Peygamberimiz şöyle buyuruyor:
- “Sizden biri, din kardeşinin nefsinde veya malında hoşuna giden bir şeyi görünce, onu tebrik etsin.”Barekallah” desin. Zira nazar haktır,” buyurur. (Razuz el-Ehadis:389/8)
- * *
Kulağı çınlayanın yapması gereken şey peygamberine salâvat getirmek ve selam göndermek olmalıdır. Peygamber (as) şöyle buyuruyor: “Sizden birinin kulağı çınladığında beni hatırlasın ve bana salât-ü selam getirsin.” (Ramuz el-Ehadis:53/13)
- * *
Bazıları ağzını sonuna kadar açarak sesli bir şekilde esniyor. Hatta namazda bile bu şekilde esnemeler oluyor.
Esneme geldiği zaman giderilmeye çalışılmalı, giderilemezse ağız kapatılmalı ve sessiz bir şekilde esnemelidir.

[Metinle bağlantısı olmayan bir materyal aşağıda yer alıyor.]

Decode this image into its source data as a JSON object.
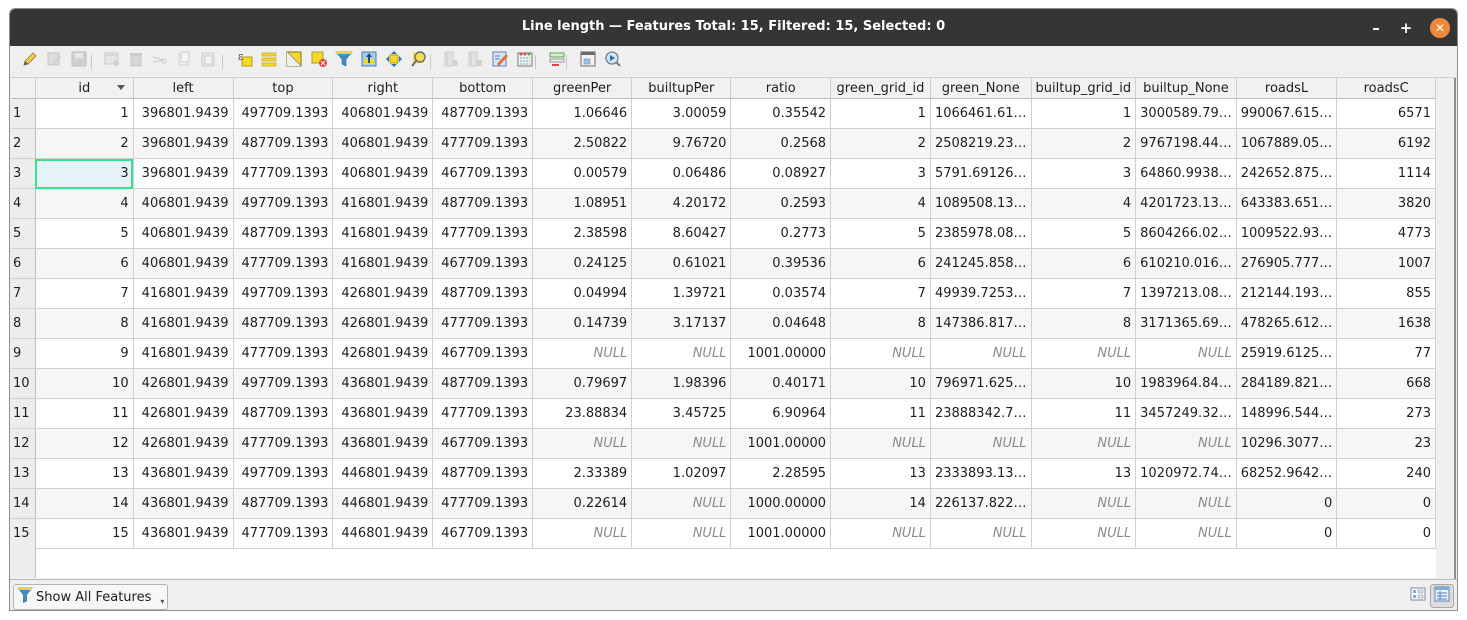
{
  "window": {
    "title": "Line length — Features Total: 15, Filtered: 15, Selected: 0",
    "controls": {
      "minimize": "–",
      "maximize": "+",
      "close": "✕"
    },
    "close_color": "#f0883b"
  },
  "toolbar": {
    "items": [
      {
        "icon": "pencil-icon",
        "label": "Toggle editing mode",
        "enabled": true
      },
      {
        "icon": "multi-edit-icon",
        "label": "Toggle multi edit mode",
        "enabled": false
      },
      {
        "icon": "save-icon",
        "label": "Save edits",
        "enabled": false
      },
      {
        "icon": "add-feature-icon",
        "label": "Add feature",
        "enabled": false
      },
      {
        "icon": "delete-icon",
        "label": "Delete selected features",
        "enabled": false
      },
      {
        "icon": "cut-icon",
        "label": "Cut selected rows",
        "enabled": false
      },
      {
        "icon": "copy-icon",
        "label": "Copy selected rows",
        "enabled": false
      },
      {
        "icon": "paste-icon",
        "label": "Paste features",
        "enabled": false
      },
      {
        "icon": "select-by-expression-icon",
        "label": "Select features using an expression",
        "enabled": true
      },
      {
        "icon": "select-all-icon",
        "label": "Select all",
        "enabled": true
      },
      {
        "icon": "invert-selection-icon",
        "label": "Invert selection",
        "enabled": true
      },
      {
        "icon": "deselect-all-icon",
        "label": "Deselect all",
        "enabled": true
      },
      {
        "icon": "filter-icon",
        "label": "Filter/select features using form",
        "enabled": true
      },
      {
        "icon": "move-selection-top-icon",
        "label": "Move selection to top",
        "enabled": true
      },
      {
        "icon": "pan-to-selection-icon",
        "label": "Pan map to selected rows",
        "enabled": true
      },
      {
        "icon": "zoom-to-selection-icon",
        "label": "Zoom map to selected rows",
        "enabled": true
      },
      {
        "icon": "new-field-icon",
        "label": "New field",
        "enabled": false
      },
      {
        "icon": "delete-field-icon",
        "label": "Delete field",
        "enabled": false
      },
      {
        "icon": "field-calculator-icon",
        "label": "Open field calculator",
        "enabled": true
      },
      {
        "icon": "conditional-formatting-icon",
        "label": "Conditional formatting",
        "enabled": true
      },
      {
        "icon": "actions-icon",
        "label": "Actions",
        "enabled": true
      },
      {
        "icon": "dock-icon",
        "label": "Dock attribute table",
        "enabled": true
      },
      {
        "icon": "organize-columns-icon",
        "label": "Organize columns",
        "enabled": true
      }
    ]
  },
  "table": {
    "columns": [
      "id",
      "left",
      "top",
      "right",
      "bottom",
      "greenPer",
      "builtupPer",
      "ratio",
      "green_grid_id",
      "green_None",
      "builtup_grid_id",
      "builtup_None",
      "roadsL",
      "roadsC"
    ],
    "sorted_column": "id",
    "sort_direction": "descending-indicator",
    "current_cell": {
      "row": 3,
      "column": "id"
    },
    "rows": [
      {
        "n": "1",
        "cells": [
          "1",
          "396801.9439",
          "497709.1393",
          "406801.9439",
          "487709.1393",
          "1.06646",
          "3.00059",
          "0.35542",
          "1",
          "1066461.61…",
          "1",
          "3000589.79…",
          "990067.615…",
          "6571"
        ]
      },
      {
        "n": "2",
        "cells": [
          "2",
          "396801.9439",
          "487709.1393",
          "406801.9439",
          "477709.1393",
          "2.50822",
          "9.76720",
          "0.2568",
          "2",
          "2508219.23…",
          "2",
          "9767198.44…",
          "1067889.05…",
          "6192"
        ]
      },
      {
        "n": "3",
        "cells": [
          "3",
          "396801.9439",
          "477709.1393",
          "406801.9439",
          "467709.1393",
          "0.00579",
          "0.06486",
          "0.08927",
          "3",
          "5791.69126…",
          "3",
          "64860.9938…",
          "242652.875…",
          "1114"
        ]
      },
      {
        "n": "4",
        "cells": [
          "4",
          "406801.9439",
          "497709.1393",
          "416801.9439",
          "487709.1393",
          "1.08951",
          "4.20172",
          "0.2593",
          "4",
          "1089508.13…",
          "4",
          "4201723.13…",
          "643383.651…",
          "3820"
        ]
      },
      {
        "n": "5",
        "cells": [
          "5",
          "406801.9439",
          "487709.1393",
          "416801.9439",
          "477709.1393",
          "2.38598",
          "8.60427",
          "0.2773",
          "5",
          "2385978.08…",
          "5",
          "8604266.02…",
          "1009522.93…",
          "4773"
        ]
      },
      {
        "n": "6",
        "cells": [
          "6",
          "406801.9439",
          "477709.1393",
          "416801.9439",
          "467709.1393",
          "0.24125",
          "0.61021",
          "0.39536",
          "6",
          "241245.858…",
          "6",
          "610210.016…",
          "276905.777…",
          "1007"
        ]
      },
      {
        "n": "7",
        "cells": [
          "7",
          "416801.9439",
          "497709.1393",
          "426801.9439",
          "487709.1393",
          "0.04994",
          "1.39721",
          "0.03574",
          "7",
          "49939.7253…",
          "7",
          "1397213.08…",
          "212144.193…",
          "855"
        ]
      },
      {
        "n": "8",
        "cells": [
          "8",
          "416801.9439",
          "487709.1393",
          "426801.9439",
          "477709.1393",
          "0.14739",
          "3.17137",
          "0.04648",
          "8",
          "147386.817…",
          "8",
          "3171365.69…",
          "478265.612…",
          "1638"
        ]
      },
      {
        "n": "9",
        "cells": [
          "9",
          "416801.9439",
          "477709.1393",
          "426801.9439",
          "467709.1393",
          "NULL",
          "NULL",
          "1001.00000",
          "NULL",
          "NULL",
          "NULL",
          "NULL",
          "25919.6125…",
          "77"
        ]
      },
      {
        "n": "10",
        "cells": [
          "10",
          "426801.9439",
          "497709.1393",
          "436801.9439",
          "487709.1393",
          "0.79697",
          "1.98396",
          "0.40171",
          "10",
          "796971.625…",
          "10",
          "1983964.84…",
          "284189.821…",
          "668"
        ]
      },
      {
        "n": "11",
        "cells": [
          "11",
          "426801.9439",
          "487709.1393",
          "436801.9439",
          "477709.1393",
          "23.88834",
          "3.45725",
          "6.90964",
          "11",
          "23888342.7…",
          "11",
          "3457249.32…",
          "148996.544…",
          "273"
        ]
      },
      {
        "n": "12",
        "cells": [
          "12",
          "426801.9439",
          "477709.1393",
          "436801.9439",
          "467709.1393",
          "NULL",
          "NULL",
          "1001.00000",
          "NULL",
          "NULL",
          "NULL",
          "NULL",
          "10296.3077…",
          "23"
        ]
      },
      {
        "n": "13",
        "cells": [
          "13",
          "436801.9439",
          "497709.1393",
          "446801.9439",
          "487709.1393",
          "2.33389",
          "1.02097",
          "2.28595",
          "13",
          "2333893.13…",
          "13",
          "1020972.74…",
          "68252.9642…",
          "240"
        ]
      },
      {
        "n": "14",
        "cells": [
          "14",
          "436801.9439",
          "487709.1393",
          "446801.9439",
          "477709.1393",
          "0.22614",
          "NULL",
          "1000.00000",
          "14",
          "226137.822…",
          "NULL",
          "NULL",
          "0",
          "0"
        ]
      },
      {
        "n": "15",
        "cells": [
          "15",
          "436801.9439",
          "477709.1393",
          "446801.9439",
          "467709.1393",
          "NULL",
          "NULL",
          "1001.00000",
          "NULL",
          "NULL",
          "NULL",
          "NULL",
          "0",
          "0"
        ]
      }
    ]
  },
  "statusbar": {
    "filter_button_label": "Show All Features",
    "view_buttons": [
      {
        "icon": "form-view-icon",
        "label": "Switch to form view",
        "active": false
      },
      {
        "icon": "table-view-icon",
        "label": "Switch to table view",
        "active": true
      }
    ]
  },
  "colors": {
    "titlebar": "#353535",
    "current_cell_border": "#34e38b",
    "null_text": "#8a8a8a"
  }
}
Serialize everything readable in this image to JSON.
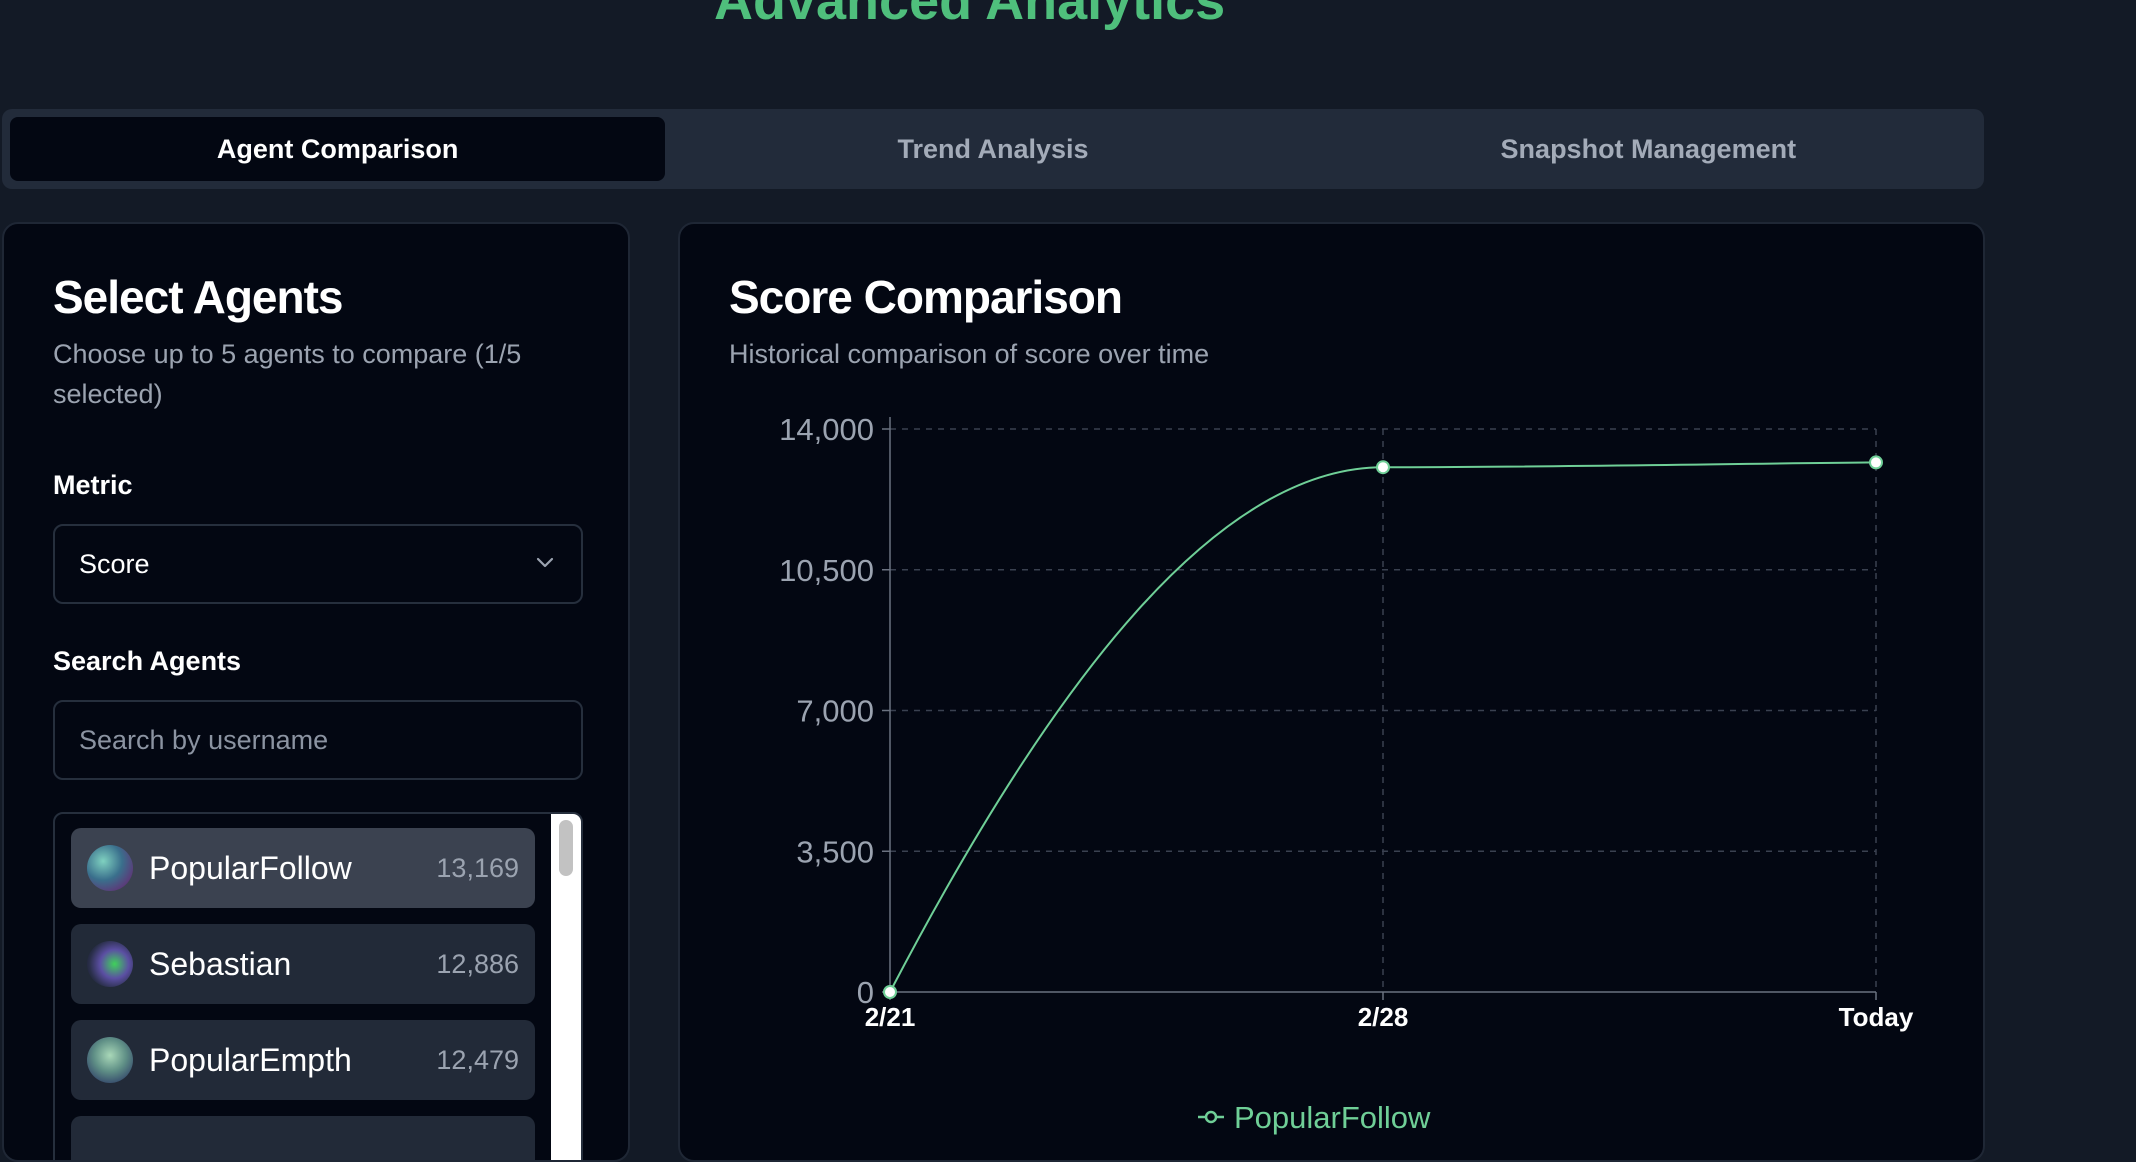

Esnemek gafletten ve şeytandandır. Bir hadiste:
- “Sizden biri esnerse, elini ağzına koysun, zira şeytan esnemeyle beraber ağızdan girer,” buyrulur. (Age:38/11)
- * *
Hapşırma konusu da dikkat edilmesi gereken bir konudur. Ağzı açık, bağırarak hapşırılmaz. Hapşırana da çok yaşa denmez.
Hapşırma anında milyonlarca parçanın etrafa dağıldığı unutulmamalıdır. Bizim dikkatsizliğimiz yüzünden başkalarının zarar görmesinden biz mesul oluruz.
Peygamber efendimiz: “Müslüman’ın Müslüman üzerinde beş hakkı vardır,” der ve sıralar:
- Verilen selamı almak.
- Hastayı ziyaret etmek ve ona dua etmek. Cenaze törenine iştirak etmek.
- Uygunsa davete icabet etmek.
- Hapşırınca “Elhamdülillah” diyene “Yerhamükellah” yani “Allah sana merhamet etsin,” diye mukabelede bulunmak.
Cafer (ra) şöyle anlatıyor: “Hz. Peygamber aksırdığı zaman “Elhamdülillah” derlerdi. Kendisine “Yerhamükellah” denildiğinde o da: “Yehdina yehdikümüllah” derlerdi.” (Age:537/7)
- * *
İnsan çok unutkan ve ihmalkâr. İşlediği günahları, yaptığı hataları sanki o yapmamış gibi unutuyor. Pişmanlık duymak, günah ve hataları terk etmek, ardından da affını isteyerek tövbe etmek aklına bile gelmiyor. Geçmişin hesabını nasıl vereceğini düşünmüyor.
Tövbe günahlardan hicret ve Allah’a yöneliştir. Tövbe kulun, aczini bilmesi ve günahlarını bağışlayacak bir Allah’ının olduğunu hatırlamasıdır.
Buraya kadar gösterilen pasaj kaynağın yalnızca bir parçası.